Brewing with Brawndo
The starting point here is to know where your water comes from, and what filtration is already installed. Geographical variations in water quality are massive. Perth relies heavily on groundwater and there are so many electrolytes in it that you might as well brew with Brawndo. In Melbourne, they flush toilets with very soft, low TDS water. Then there are variations on that theme around the country. Desalination of seawater also produces low TDS water and is of increasing importance in Australia, so things are really looking up for coffee brewing in Perth.
It’s unlikely in a café setting though, that you’re using completely untreated water — what exactly does that filtration thing under your bench do anyway?
Most places will use at least a sediment and a carbon filter. The sediment filter simply catches fine particles which might block up your equipment, while the carbon filter has the main role of consuming chlorine.

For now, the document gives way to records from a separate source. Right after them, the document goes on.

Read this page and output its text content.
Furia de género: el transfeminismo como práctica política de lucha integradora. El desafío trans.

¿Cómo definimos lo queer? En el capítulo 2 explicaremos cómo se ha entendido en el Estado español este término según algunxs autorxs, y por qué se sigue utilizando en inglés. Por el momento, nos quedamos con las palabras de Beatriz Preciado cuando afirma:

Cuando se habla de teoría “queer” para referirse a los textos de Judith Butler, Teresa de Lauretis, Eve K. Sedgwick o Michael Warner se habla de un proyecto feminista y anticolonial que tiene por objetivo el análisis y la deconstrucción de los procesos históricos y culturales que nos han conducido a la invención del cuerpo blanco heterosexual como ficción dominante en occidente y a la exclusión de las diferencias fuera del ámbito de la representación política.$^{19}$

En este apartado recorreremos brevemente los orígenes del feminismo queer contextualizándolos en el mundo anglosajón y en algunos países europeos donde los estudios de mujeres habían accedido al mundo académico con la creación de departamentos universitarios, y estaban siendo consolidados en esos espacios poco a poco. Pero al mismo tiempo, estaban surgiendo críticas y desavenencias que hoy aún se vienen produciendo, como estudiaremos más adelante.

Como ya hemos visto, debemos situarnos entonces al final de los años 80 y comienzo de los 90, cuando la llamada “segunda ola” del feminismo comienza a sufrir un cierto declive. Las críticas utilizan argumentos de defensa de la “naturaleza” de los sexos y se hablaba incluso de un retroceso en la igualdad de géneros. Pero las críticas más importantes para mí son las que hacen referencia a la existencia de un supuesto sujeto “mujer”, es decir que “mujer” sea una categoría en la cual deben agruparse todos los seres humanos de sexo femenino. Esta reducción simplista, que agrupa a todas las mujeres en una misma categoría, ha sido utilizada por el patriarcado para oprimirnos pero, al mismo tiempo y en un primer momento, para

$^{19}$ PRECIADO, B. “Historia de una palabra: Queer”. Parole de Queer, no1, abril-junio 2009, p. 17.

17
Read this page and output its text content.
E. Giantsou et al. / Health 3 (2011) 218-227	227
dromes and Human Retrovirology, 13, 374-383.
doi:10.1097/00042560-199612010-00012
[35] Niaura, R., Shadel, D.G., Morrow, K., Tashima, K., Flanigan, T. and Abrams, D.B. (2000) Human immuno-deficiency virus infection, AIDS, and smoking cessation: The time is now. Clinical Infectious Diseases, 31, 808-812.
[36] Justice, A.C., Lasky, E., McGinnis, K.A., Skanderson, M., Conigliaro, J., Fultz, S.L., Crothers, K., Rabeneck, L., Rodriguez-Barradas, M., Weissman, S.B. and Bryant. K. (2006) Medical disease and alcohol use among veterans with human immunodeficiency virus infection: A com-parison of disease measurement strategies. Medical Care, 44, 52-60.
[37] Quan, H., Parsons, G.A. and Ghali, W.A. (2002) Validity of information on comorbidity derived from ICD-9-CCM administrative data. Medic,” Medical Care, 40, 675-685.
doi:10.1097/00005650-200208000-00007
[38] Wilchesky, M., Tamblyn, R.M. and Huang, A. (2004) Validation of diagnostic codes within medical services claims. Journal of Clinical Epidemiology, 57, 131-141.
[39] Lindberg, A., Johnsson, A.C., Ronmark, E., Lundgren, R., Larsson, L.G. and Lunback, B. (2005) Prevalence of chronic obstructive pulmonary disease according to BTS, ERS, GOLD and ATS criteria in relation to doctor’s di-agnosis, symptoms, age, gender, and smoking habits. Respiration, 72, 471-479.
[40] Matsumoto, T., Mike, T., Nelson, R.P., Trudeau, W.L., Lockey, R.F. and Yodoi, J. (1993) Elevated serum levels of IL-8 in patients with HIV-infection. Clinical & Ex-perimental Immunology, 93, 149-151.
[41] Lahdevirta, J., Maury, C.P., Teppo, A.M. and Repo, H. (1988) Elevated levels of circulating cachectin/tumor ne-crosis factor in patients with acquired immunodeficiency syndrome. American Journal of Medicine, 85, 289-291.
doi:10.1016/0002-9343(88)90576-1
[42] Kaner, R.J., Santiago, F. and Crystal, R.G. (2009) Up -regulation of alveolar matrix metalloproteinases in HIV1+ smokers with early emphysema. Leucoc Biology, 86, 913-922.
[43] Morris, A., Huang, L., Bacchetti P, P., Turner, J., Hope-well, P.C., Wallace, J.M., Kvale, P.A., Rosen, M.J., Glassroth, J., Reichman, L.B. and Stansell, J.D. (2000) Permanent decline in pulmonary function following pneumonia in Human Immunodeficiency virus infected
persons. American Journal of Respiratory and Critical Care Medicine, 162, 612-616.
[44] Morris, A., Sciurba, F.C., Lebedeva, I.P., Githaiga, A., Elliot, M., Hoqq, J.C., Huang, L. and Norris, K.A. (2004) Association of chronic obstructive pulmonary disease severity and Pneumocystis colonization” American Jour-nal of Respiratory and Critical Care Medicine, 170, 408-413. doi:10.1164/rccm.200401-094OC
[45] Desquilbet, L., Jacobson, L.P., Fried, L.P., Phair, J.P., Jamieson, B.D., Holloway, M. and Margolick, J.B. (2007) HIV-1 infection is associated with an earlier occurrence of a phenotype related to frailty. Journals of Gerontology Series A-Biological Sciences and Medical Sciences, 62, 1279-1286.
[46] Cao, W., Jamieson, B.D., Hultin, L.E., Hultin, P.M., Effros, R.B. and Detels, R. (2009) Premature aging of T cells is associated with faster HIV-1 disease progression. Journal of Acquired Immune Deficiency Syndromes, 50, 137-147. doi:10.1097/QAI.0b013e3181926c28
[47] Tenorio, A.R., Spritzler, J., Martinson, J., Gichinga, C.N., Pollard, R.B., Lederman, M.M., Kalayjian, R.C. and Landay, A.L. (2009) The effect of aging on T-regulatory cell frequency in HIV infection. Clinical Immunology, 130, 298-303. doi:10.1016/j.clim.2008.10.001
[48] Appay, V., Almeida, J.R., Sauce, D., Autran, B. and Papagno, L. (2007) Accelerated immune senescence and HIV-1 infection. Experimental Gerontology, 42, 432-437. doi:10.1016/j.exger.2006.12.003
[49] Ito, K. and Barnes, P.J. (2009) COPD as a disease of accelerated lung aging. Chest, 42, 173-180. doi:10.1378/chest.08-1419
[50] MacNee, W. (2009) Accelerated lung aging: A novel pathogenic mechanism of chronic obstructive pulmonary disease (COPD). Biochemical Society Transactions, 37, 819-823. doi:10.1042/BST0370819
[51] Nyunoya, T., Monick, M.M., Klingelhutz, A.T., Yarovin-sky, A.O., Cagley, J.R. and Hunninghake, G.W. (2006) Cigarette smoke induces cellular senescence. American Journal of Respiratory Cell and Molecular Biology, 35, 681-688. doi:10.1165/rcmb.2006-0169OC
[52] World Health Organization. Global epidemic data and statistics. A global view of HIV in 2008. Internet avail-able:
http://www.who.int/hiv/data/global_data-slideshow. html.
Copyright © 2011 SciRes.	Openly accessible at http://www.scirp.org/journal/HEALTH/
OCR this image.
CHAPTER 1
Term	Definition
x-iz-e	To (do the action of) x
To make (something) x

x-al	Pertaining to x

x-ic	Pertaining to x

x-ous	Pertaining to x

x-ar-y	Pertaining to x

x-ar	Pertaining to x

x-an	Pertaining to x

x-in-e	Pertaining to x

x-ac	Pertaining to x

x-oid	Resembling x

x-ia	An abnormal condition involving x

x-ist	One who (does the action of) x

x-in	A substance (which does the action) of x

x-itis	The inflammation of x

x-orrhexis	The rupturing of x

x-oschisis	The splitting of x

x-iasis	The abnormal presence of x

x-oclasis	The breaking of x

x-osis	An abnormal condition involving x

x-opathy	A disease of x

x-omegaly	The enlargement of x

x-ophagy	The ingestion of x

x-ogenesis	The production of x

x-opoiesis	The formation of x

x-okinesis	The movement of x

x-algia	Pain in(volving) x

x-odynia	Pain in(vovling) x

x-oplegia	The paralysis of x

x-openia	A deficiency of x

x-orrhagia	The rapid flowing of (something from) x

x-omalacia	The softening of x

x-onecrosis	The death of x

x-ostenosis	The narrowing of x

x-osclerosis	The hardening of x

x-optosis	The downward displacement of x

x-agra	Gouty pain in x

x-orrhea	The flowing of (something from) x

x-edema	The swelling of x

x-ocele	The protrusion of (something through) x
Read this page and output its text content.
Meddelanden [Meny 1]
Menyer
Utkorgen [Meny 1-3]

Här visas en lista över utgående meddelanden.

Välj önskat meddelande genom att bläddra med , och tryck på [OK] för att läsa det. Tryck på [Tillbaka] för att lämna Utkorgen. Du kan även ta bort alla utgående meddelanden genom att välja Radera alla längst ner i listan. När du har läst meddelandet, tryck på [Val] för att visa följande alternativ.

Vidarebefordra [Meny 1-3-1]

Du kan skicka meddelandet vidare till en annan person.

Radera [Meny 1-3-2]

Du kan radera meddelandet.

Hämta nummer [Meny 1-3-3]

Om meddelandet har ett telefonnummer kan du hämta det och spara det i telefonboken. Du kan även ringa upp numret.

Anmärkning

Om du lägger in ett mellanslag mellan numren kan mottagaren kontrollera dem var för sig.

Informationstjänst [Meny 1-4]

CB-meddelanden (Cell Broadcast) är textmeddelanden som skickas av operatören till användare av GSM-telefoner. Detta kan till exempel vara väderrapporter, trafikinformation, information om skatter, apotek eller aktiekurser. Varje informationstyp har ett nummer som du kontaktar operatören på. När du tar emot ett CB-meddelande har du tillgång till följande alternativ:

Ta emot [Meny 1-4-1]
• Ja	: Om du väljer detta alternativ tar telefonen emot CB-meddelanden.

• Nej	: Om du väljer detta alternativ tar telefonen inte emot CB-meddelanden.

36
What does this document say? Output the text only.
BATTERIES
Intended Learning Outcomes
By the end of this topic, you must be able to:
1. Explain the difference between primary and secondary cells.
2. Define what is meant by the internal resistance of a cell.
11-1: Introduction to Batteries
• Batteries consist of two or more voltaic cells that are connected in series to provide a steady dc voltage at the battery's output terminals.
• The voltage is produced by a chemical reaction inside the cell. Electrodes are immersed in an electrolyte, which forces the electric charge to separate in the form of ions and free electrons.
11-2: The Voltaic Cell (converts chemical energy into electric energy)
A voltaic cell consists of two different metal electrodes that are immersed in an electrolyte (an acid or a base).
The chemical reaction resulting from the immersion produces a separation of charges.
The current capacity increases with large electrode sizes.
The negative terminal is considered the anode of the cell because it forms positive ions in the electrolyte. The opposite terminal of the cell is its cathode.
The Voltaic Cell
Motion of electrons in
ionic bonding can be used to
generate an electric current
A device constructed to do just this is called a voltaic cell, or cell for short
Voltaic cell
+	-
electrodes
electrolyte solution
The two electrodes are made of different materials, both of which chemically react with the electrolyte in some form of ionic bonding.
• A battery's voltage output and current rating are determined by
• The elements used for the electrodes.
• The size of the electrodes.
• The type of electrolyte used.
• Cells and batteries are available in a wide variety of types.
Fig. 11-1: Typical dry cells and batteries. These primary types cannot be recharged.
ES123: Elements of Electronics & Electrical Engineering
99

In Perth, local water quality demands we take things a step further by adding reverse osmosis (RO), which forces water through an incredibly fine membrane to remove most of the total dissolved solids. This is how desalination is achieved.
The main reason for using RO is actually to do with machine longevity. Hard, high TDS water is corrosive and also leads to boiler scale and blockages.
The poor cousin of RO is the water softener. Water softeners contain little beads of ion exchange resins. These beads do exactly what it sounds like — they exchange ions. Still confused? The beads are loaded with a salt (commonly table salt) and as water loaded with calcium and magnesium flows over them, they do a swapsie, which binds up the calcium and magnesium and exchanges them for salt (chemistry is like black magic, you get nothing for free). The overall result is that you have just made your water softer and less prone to boiler scale, but the high TDS is unchanged.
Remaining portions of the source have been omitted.